Like many RISC1 architectures, Arm does not have dedicated RMW instructions. Given that the processor may switch contexts to another thread at any moment, constructing RMW operations from standard loads and stores is not feasible. Special instructions are required instead: load-link and store-conditional (LL/SC). These instructions are complementary: load-link performs a read operation from an address, similar to any load, but it also signals the processor to watch that address. Store-conditional executes a write operation only if no other writes have occurred at that address since its paired load-link.
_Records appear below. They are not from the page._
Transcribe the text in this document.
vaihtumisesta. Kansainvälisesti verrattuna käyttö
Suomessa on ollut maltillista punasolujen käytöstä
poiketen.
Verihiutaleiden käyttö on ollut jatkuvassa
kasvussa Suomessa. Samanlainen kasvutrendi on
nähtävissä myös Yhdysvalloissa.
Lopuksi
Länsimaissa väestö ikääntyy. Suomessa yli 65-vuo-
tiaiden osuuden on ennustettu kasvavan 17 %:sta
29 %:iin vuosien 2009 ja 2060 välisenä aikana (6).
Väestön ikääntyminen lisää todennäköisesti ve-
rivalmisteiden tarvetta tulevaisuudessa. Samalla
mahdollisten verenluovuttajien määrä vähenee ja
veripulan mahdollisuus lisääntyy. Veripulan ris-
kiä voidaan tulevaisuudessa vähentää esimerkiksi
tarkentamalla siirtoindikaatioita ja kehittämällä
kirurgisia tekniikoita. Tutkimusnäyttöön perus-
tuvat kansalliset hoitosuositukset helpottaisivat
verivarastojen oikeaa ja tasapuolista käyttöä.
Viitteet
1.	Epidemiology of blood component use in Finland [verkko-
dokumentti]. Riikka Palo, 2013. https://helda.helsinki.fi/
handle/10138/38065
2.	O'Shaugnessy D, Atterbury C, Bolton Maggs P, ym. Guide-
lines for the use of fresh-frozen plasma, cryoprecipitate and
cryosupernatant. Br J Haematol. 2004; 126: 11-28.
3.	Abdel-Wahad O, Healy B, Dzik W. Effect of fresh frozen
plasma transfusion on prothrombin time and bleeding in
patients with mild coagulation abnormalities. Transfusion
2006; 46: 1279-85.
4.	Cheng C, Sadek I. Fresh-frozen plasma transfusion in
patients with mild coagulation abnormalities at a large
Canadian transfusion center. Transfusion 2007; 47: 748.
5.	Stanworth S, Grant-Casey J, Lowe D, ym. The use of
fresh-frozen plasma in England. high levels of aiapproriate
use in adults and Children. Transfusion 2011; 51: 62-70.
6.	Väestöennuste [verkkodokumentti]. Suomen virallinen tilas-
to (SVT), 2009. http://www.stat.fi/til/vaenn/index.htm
This mechanism is illustrated through an atomic fetch and add example.

On Arm

void incFoo() { ++foo; }

compiles to

incFoo:
  ldr r3, <&foo>
  dmb
loop:
  ldrex r2, [r3] // LL foo
  adds r2, r2, #1 // Increment
  strex r1, r2, [r3] // SC
  cmp r1, #0 // Check the SC result.
  bne loop // Loop if the SC failed.
  dmb
  bx lr

We LL the current value, add one, and immediately try to store it back with a SC. If that fails, another thread may have written to foo since our LL, so we try again. In this way, at least one thread is always making forward progress in atomically modifying foo, even if several are attempting to do so at once.

1

Reduced instruction set computer, in contrast to a complex instruction set computer (CISC) architecture like x64.